GOOSING THE ECONOMY....It might be a mistake to get dragged into this, but Mickey Kaus responds to yesterday's snark about burger-joint economics with this:

I'm not denying income inequality is rising....My suggestion is only that if you keep the economy going and stop new immigrant entrants from flooding in at the bottom, entry-level wages will eventually rise and people will start complaining (as they did in the late 1990s) about the "U-shaped" economy in which the rich and the poor were gaining faster than the middle.
Set aside the immigration thing. I think the evidence suggests that immigration has — at most — only a small effect on wages at the low end (see here and here), but that's certainly an arguable point. I'm more interested in Mickey's contention, which he's made more than once, that the real key to boosting entry-level wages is to "keep the economy going."

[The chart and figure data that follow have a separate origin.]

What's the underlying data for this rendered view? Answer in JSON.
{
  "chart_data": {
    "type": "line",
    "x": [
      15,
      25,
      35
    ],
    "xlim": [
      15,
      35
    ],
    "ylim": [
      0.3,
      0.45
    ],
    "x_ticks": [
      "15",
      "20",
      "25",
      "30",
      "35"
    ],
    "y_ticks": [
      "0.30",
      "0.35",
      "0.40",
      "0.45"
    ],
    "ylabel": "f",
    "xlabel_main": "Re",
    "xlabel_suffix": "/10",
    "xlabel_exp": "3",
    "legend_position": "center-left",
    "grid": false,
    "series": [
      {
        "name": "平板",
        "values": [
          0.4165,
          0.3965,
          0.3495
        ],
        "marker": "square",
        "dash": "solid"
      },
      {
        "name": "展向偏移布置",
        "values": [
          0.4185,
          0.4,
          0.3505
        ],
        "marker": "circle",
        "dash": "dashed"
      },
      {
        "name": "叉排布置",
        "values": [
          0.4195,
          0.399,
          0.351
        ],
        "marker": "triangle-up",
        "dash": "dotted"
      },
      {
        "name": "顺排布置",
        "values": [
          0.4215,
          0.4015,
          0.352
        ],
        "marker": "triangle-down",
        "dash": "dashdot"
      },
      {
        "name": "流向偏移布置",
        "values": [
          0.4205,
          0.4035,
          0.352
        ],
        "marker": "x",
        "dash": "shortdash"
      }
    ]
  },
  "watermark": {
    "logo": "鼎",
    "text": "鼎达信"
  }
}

Consider the evidence. The average income of families in the bottom fifth of the population has been flat for more than 30 years, through good times and bad. In the most recent five years of economic expansion, using the BLS data that Mickey points to, it's been even worse: wages for the bottom 10% (after correcting for inflation) are flat. Wages for the bottom 25% are flat. Wages for the median worker are flat. And that was during a period of sustained economic growth. How long is it supposed to take for an economic expansion to turn into a tight labor market? Over the past three decades, the only time the median wage has increased significantly was during the late 90s, and that was thanks to the most intense, highest-flying bubble in a generation. We can't count on that happening again any time soon.

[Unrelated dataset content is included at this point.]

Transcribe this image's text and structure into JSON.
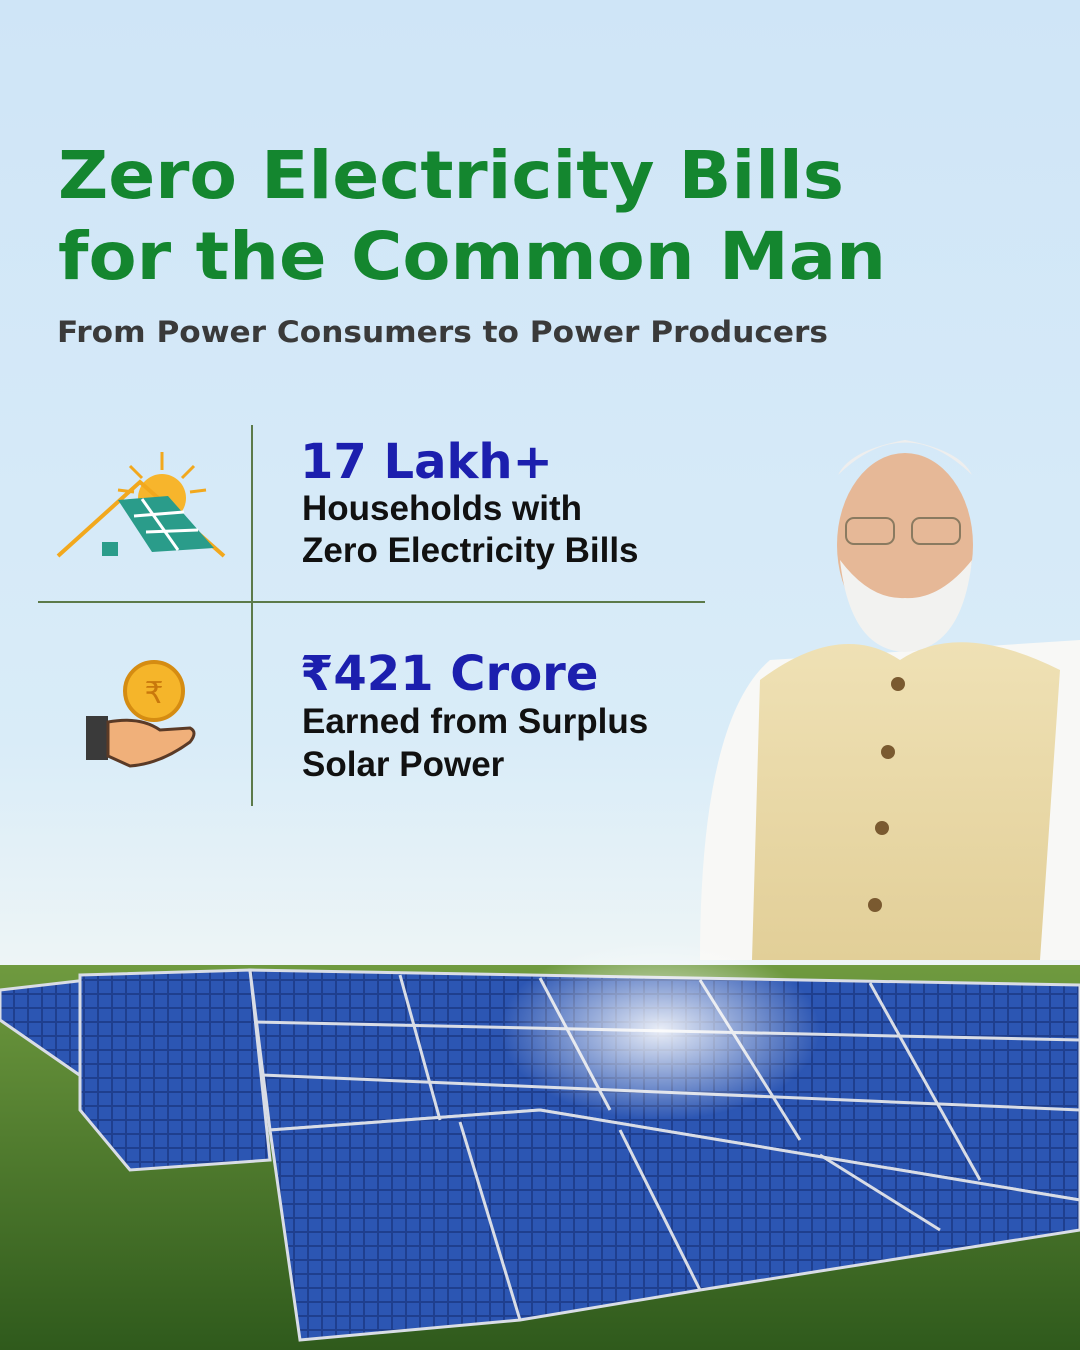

I'm as big a fan of a hot economy as the next person, but the stubborn fact is that economic growth over the past three decades has produced next to no gains for the average worker. And even if it did, what's the magic key to manufacturing an endless expansion? None that I know of. There's a Nobel Prize waiting for the guy who can figure out how to do away with the business cycle.

I happen to think that median wage stagnation has gone on long enough that it's plainly a serious problem and plainly something that needs to be addressed via policy. For some reason, the free market has disconnected wage gains from productivity gains in recent years, and there's no indication that this is going to change on its own. For that reason, I favor things like a higher minimum wage, looser union organization rules, saner trade policy, more labor-friendly tax policies, and — yes — an immigration policy that would have the effect of reducing total immigration.

But just keeping the economy going and leaving it at that? Nobody knows how, and it doesn't seem to work anyway. Unless we're giving up, there has to be more to the answer than just that.